Thursday 9 August 2007

Tour de France : world event or joke?

How will the 2007 Tour de France be remembered? In twenty years time will we look back on this Tour and see it as an exciting, close battle, or as the race where a favourite failed a doping control test and the yellow jersey wearer was kicked out? Can we look back on this 94th edition as the turning point for the sport to clean itself up? Drug controversies are nothing new to the Tour. Right throughout its long history, the race has been tainted by it – take for instance the 1967, 1977, 1988 and 2006 editions. Remember Floyd Landis last year. He lost his yellow jersey too.

Comparing the 'Festina Affair' of 1998 with this year's race highlights, a noticeable change in rider attitude which can give us hope. Both races saw riders protesting – but for different reasons. Following the expulsion of the Festina team, riders felt that the government led police raids were a violation of their human rights.

This year's protest by several teams following Alexandre Vinokourov's positive blood test highlighted that the riders too are getting sick and tired of this issue. And isn't it the riders who can make the biggest difference?

Cofidis' Bradley Wiggins noted that those who have failed tests in recent times were – in general – riders in the twilight of their careers. The British rider is confident that the current young crop of riders coming through – the very future of cycling, have a completely different mindset to doping. Let's hope so.

David Millar isn't quite as positive as Wiggins when discussing the problem. Millar –who served a two year ban himself for using EPO – does believe that cycling is heading in the right direction, but it could take between 'five and ten years' to achieve the objective of a clean sport.

It's obvious that some teams are fed up with the bad publicity the sport is receiving.
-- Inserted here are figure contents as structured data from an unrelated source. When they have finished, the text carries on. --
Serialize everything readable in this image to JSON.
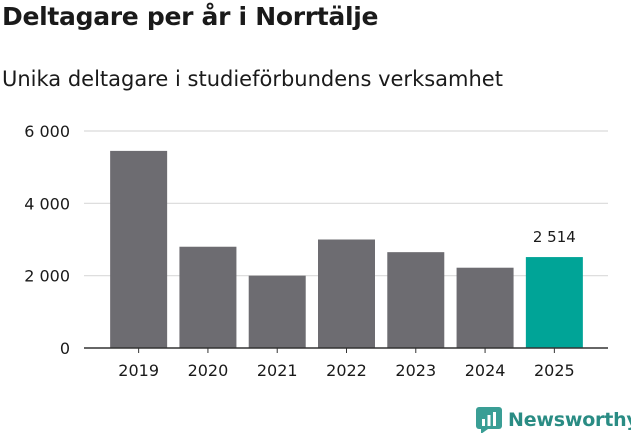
{
  "title": "Deltagare per år i Norrtälje",
  "subtitle": "Unika deltagare i studieförbundens verksamhet",
  "brand": {
    "name": "Newsworthy",
    "logo_icon": "newsworthy-logo-icon",
    "color": "#2a8c84"
  },
  "colors": {
    "bar": "#6d6c71",
    "highlight": "#00a497",
    "grid": "#d9d9d9",
    "axis": "#333333",
    "text": "#1a1a1a"
  },
  "chart_data": {
    "type": "bar",
    "categories": [
      "2019",
      "2020",
      "2021",
      "2022",
      "2023",
      "2024",
      "2025"
    ],
    "values": [
      5450,
      2800,
      2000,
      3000,
      2650,
      2220,
      2514
    ],
    "highlight_index": 6,
    "data_labels": [
      {
        "index": 6,
        "text": "2 514"
      }
    ],
    "ylim": [
      0,
      6000
    ],
    "yticks": [
      0,
      2000,
      4000,
      6000
    ],
    "ytick_labels": [
      "0",
      "2 000",
      "4 000",
      "6 000"
    ],
    "xlabel": "",
    "ylabel": "",
    "grid": true,
    "legend": "none"
  }
}
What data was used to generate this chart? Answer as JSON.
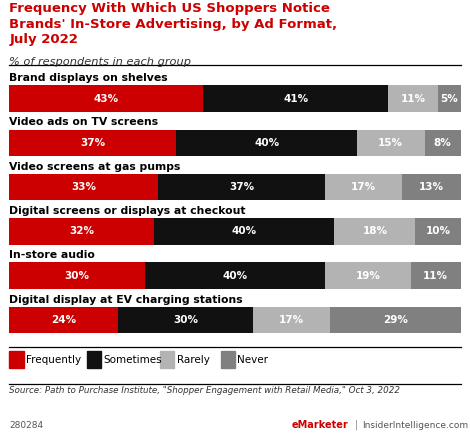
{
  "title": "Frequency With Which US Shoppers Notice\nBrands' In-Store Advertising, by Ad Format,\nJuly 2022",
  "subtitle": "% of respondents in each group",
  "categories": [
    "Brand displays on shelves",
    "Video ads on TV screens",
    "Video screens at gas pumps",
    "Digital screens or displays at checkout",
    "In-store audio",
    "Digital display at EV charging stations"
  ],
  "segments": [
    "Frequently",
    "Sometimes",
    "Rarely",
    "Never"
  ],
  "colors": [
    "#cc0000",
    "#111111",
    "#b3b3b3",
    "#808080"
  ],
  "data": [
    [
      43,
      41,
      11,
      5
    ],
    [
      37,
      40,
      15,
      8
    ],
    [
      33,
      37,
      17,
      13
    ],
    [
      32,
      40,
      18,
      10
    ],
    [
      30,
      40,
      19,
      11
    ],
    [
      24,
      30,
      17,
      29
    ]
  ],
  "source": "Source: Path to Purchase Institute, \"Shopper Engagement with Retail Media,\" Oct 3, 2022",
  "chart_id": "280284",
  "branding_left": "eMarketer",
  "branding_right": "InsiderIntelligence.com",
  "background_color": "#ffffff",
  "title_color": "#cc0000",
  "bar_height": 0.6
}
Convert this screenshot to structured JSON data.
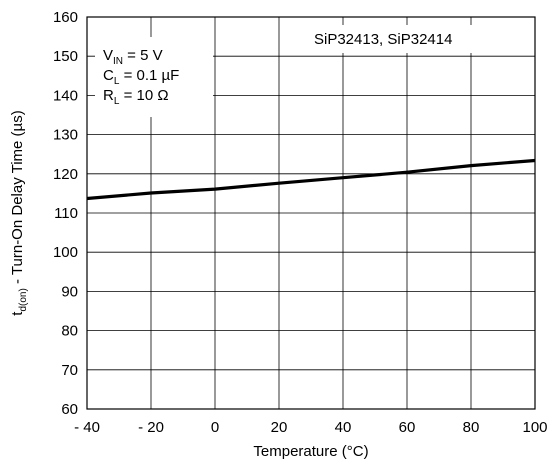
{
  "chart_data": {
    "type": "line",
    "xlabel": "Temperature (°C)",
    "ylabel": {
      "main": "t",
      "sub": "d(on)",
      "rest": " - Turn-On Delay Time (µs)"
    },
    "xlim": [
      -40,
      100
    ],
    "ylim": [
      60,
      160
    ],
    "x_ticks": [
      -40,
      -20,
      0,
      20,
      40,
      60,
      80,
      100
    ],
    "x_tick_labels": [
      "- 40",
      "- 20",
      "0",
      "20",
      "40",
      "60",
      "80",
      "100"
    ],
    "y_ticks": [
      60,
      70,
      80,
      90,
      100,
      110,
      120,
      130,
      140,
      150,
      160
    ],
    "y_tick_labels": [
      "60",
      "70",
      "80",
      "90",
      "100",
      "110",
      "120",
      "130",
      "140",
      "150",
      "160"
    ],
    "grid": true,
    "series": [
      {
        "x": [
          -40,
          -20,
          0,
          20,
          40,
          60,
          80,
          100
        ],
        "y": [
          113.7,
          115.1,
          116.1,
          117.6,
          119.0,
          120.4,
          122.1,
          123.4
        ]
      }
    ],
    "annotation": "SiP32413, SiP32414",
    "conditions": [
      {
        "main": "V",
        "sub": "IN",
        "rest": " = 5 V"
      },
      {
        "main": "C",
        "sub": "L",
        "rest": " = 0.1 µF"
      },
      {
        "main": "R",
        "sub": "L",
        "rest": " = 10 Ω"
      }
    ],
    "line_color": "#000000"
  }
}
Professional cycling is big business – teams can employ up to 70 staff, multi-million sponsorship deals fund squads. All of this is jeopardized by those who choose to break the rules. But is suing the answer? Will it stop the cheats? Will it stabilize the sport?

Prior to the start of the Tour, all competing riders had to sign a UCI charter declaring that they would ride clean and not violate any anti-doping rules. Breaking those rules would result in a two year ban and loss of their 2007 annual salary. But it seems the loss of wages and a lengthy ban just isn't enough to stop doping. So what is?

What the doping scandals did reveal in the 2007 Tour was just how bad the relationship is between race organizers ASO, and cycling’s governing body, the UCI.

In a time when all need to unite together in the fight against drugs in cycling, it was very disappointing to see both parties looking to try and score political points off each other. For the sport to clean up its act, strong leadership is required.

Hard to understand is - despite all the scandals -, the Tour seems to gain popularity with the crowd. Strange how a human brain works.

Also in my opinion - for a big event like the Tour - there should be preventive doping tests. Those who fail don't get to race. Simple as that. But that's just my opinion.

There was the rising of a new star in this years tour too. The young Spanish rider Alberto Contador - who won eventually after the kick of Rasmussen - is the young talent to watch for the future. IF he did it "clean" of course. And stays clean.

So do we have reason to be optimistic? I think so. However there is still much work to be done. But maybe in twenty years time we will look back on this year's race and see it as the turning point in winning the battle against drugs. Who knows?